Après trois mois d’hôpital et deux broches en acier dans le genou Norbert peut enfin sortir du bâtiment glacé sur ses jambes avec l’aide d’une béquille. Et oui, notre héros est pantelant, mais fier de ses actes, enfin si l’on ose qualifier se prendre un pare choc de plein fouet alors que la dite sale gosse s’était déjà relevée et repartie sur le trottoir salvateur. Hélas n’est pas héros qui veut, et parfois il faut savoir juger une situation avant même de décider d’agir. L’air d’un con le Norbert, mais que l’air. Admirons son abnégation et sa volonté de bien faire, bien que le résultat soit déplorable. C’est ainsi, agir implique souvent prendre des risques… D’un autre côté, le héros est celui qui « revient du front sans baigner sans son sang ». Pas faux même si l’on a élevé quantité de stèles, mémoriaux et autres plaques de marbre pour célébrer ceux sans qui la liberté serait une simple idée et pas un fait quotidien. Je me suis souvent demandé si ces femmes et ces hommes ont vraiment choisis la mort plutôt que la défaite, ou alors si comme le tout à chacun ils se sont mis à trembler face aux fusils punisseurs de l’envahisseur honni. Gloire à celui ou celle qui nous rappellera qu’on est des Hommes et que notre essence même dépend de notre courage.

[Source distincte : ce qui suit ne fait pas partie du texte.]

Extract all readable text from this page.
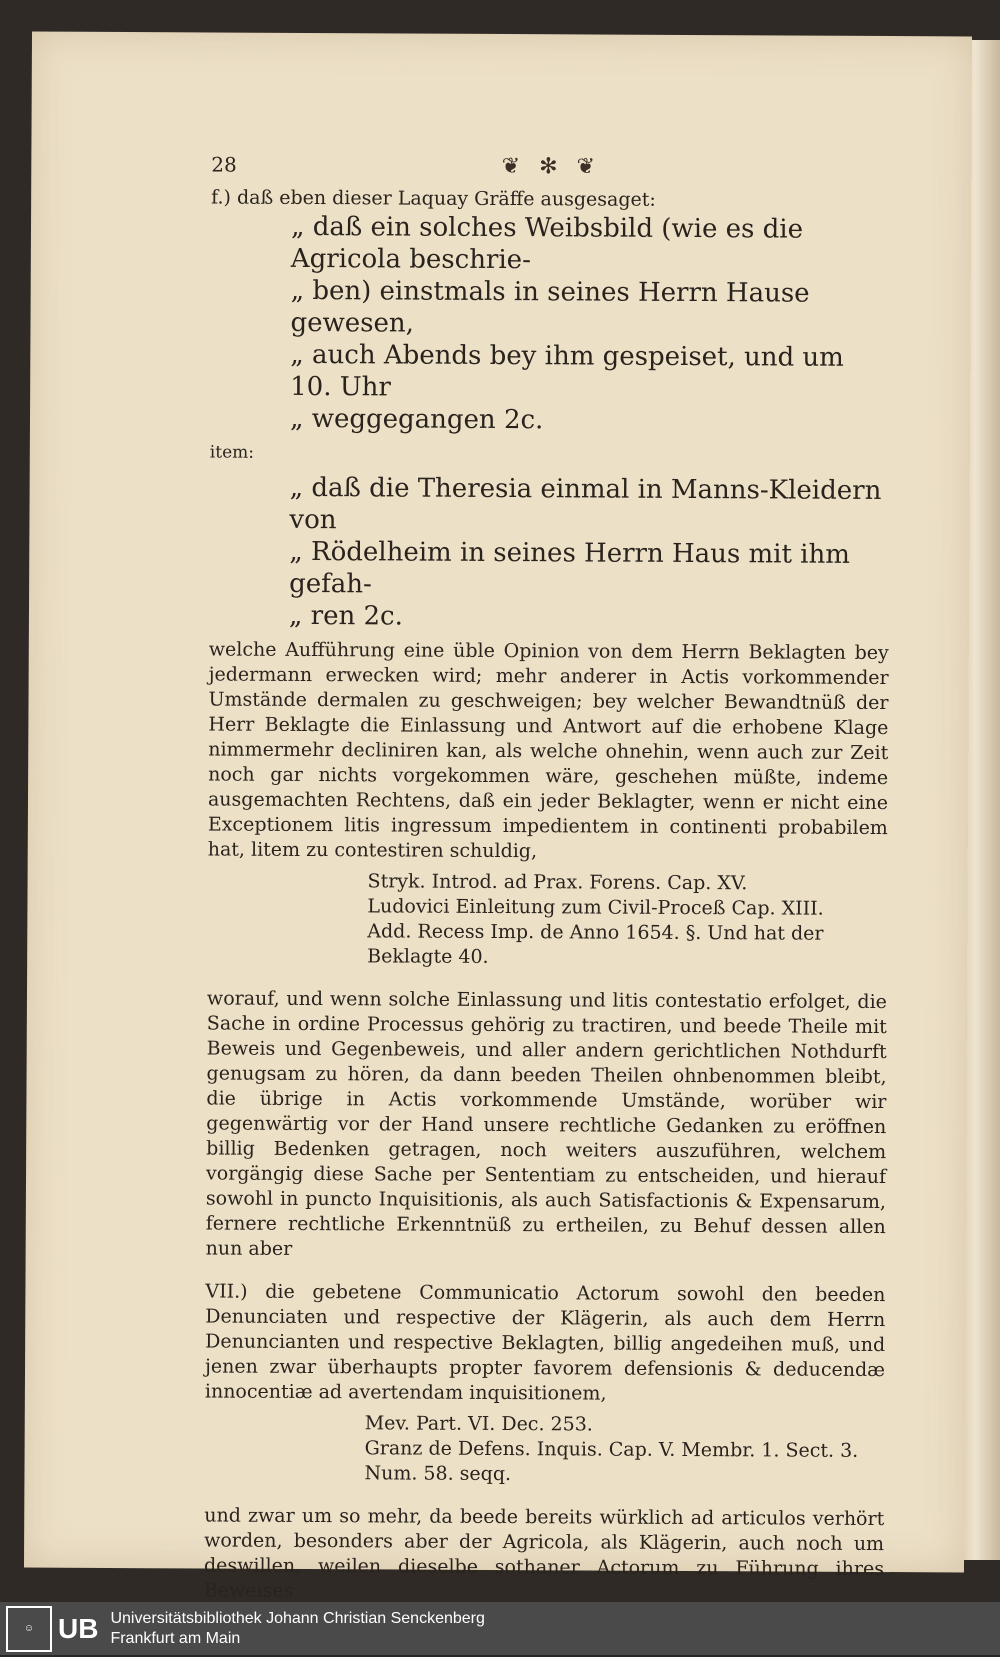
28	❦ ✻ ❦

f.) daß eben dieser Laquay Gräffe ausgesaget:

„ daß ein solches Weibsbild (wie es die Agricola beschrie-

„ ben) einstmals in seines Herrn Hause gewesen,

„ auch Abends bey ihm gespeiset, und um 10. Uhr

„ weggegangen 2c.

item:

„ daß die Theresia einmal in Manns-Kleidern von

„ Rödelheim in seines Herrn Haus mit ihm gefah-

„ ren 2c.

welche Aufführung eine üble Opinion von dem Herrn Beklagten bey jedermann erwecken wird; mehr anderer in Actis vorkommender Umstände dermalen zu geschweigen; bey welcher Bewandtnüß der Herr Beklagte die Einlassung und Antwort auf die erhobene Klage nimmermehr decliniren kan, als welche ohnehin, wenn auch zur Zeit noch gar nichts vorgekommen wäre, geschehen müßte, indeme ausgemachten Rechtens, daß ein jeder Beklagter, wenn er nicht eine Exceptionem litis ingressum impedientem in continenti probabilem hat, litem zu contestiren schuldig,

Stryk. Introd. ad Prax. Forens. Cap. XV.

Ludovici Einleitung zum Civil-Proceß Cap. XIII.

Add. Recess Imp. de Anno 1654. §. Und hat der Beklagte 40.

worauf, und wenn solche Einlassung und litis contestatio erfolget, die Sache in ordine Processus gehörig zu tractiren, und beede Theile mit Beweis und Gegenbeweis, und aller andern gerichtlichen Nothdurft genugsam zu hören, da dann beeden Theilen ohnbenommen bleibt, die übrige in Actis vorkommende Umstände, worüber wir gegenwärtig vor der Hand unsere rechtliche Gedanken zu eröffnen billig Bedenken getragen, noch weiters auszuführen, welchem vorgängig diese Sache per Sententiam zu entscheiden, und hierauf sowohl in puncto Inquisitionis, als auch Satisfactionis & Expensarum, fernere rechtliche Erkenntnüß zu ertheilen, zu Behuf dessen allen nun aber

VII.) die gebetene Communicatio Actorum sowohl den beeden Denunciaten und respective der Klägerin, als auch dem Herrn Denuncianten und respective Beklagten, billig angedeihen muß, und jenen zwar überhaupts propter favorem defensionis & deducendæ innocentiæ ad avertendam inquisitionem,

Mev. Part. VI. Dec. 253.

Granz de Defens. Inquis. Cap. V. Membr. 1. Sect. 3. Num. 58. seqq.

und zwar um so mehr, da beede bereits würklich ad articulos verhört worden, besonders aber der Agricola, als Klägerin, auch noch um deswillen, weilen dieselbe sothaner Actorum zu Führung ihres Beweises

☺ UB Universitätsbibliothek Johann Christian Senckenberg
Frankfurt am Main
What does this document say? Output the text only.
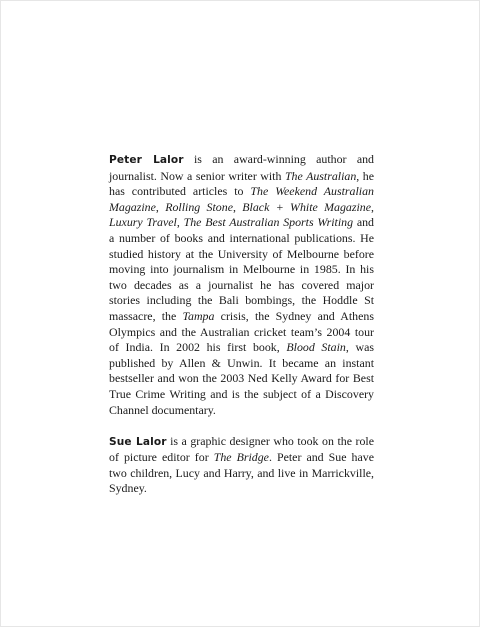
Peter Lalor is an award-winning author and journalist. Now a senior writer with The Australian, he has contributed articles to The Weekend Australian Magazine, Rolling Stone, Black + White Magazine, Luxury Travel, The Best Australian Sports Writing and a number of books and international publications. He studied history at the University of Melbourne before moving into journalism in Melbourne in 1985. In his two decades as a journalist he has covered major stories including the Bali bombings, the Hoddle St massacre, the Tampa crisis, the Sydney and Athens Olympics and the Australian cricket team’s 2004 tour of India. In 2002 his first book, Blood Stain, was published by Allen & Unwin. It became an instant bestseller and won the 2003 Ned Kelly Award for Best True Crime Writing and is the subject of a Discovery Channel documentary.

Sue Lalor is a graphic designer who took on the role of picture editor for The Bridge. Peter and Sue have two children, Lucy and Harry, and live in Marrickville, Sydney.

A contrario il existe tout de même une majorité silencieuse, la pernicieuse attentiste qui sous des dehors bien mis de gens trop vieux, trop jeunes, trop chargés de gosses, bref trop occupés ou impotents pour devenir héroïque se cache l’ordurier profiteur, trop couard pour lever le poing autrement que pour soulever une choppe. Il est plus facile de refaire le monde sur un zinc de comptoir qu’adossé au mur du peloton d’exécution, ce à quoi on vous répondra que vous n’êtes qu’un idéaliste, ce qui n’est pas foncièrement faux. ET après ? L’idéal n’a rien d’insultant, sauf s’il passe par laisser les autres mourir et s’en satisfaire voire en profiter grassement. Ne mélangeons pas le pétochard avec le pétainiste : le pétochard se cachotte alors que le pétainiste lui met au cachot, ce n’est pas du tout pareil. De fait, le couard survivra sur l’immondice alors que finalement le collabo périra à la libération. Un héros qui s’est trompé de camp, toute proportion gardée bien sûr.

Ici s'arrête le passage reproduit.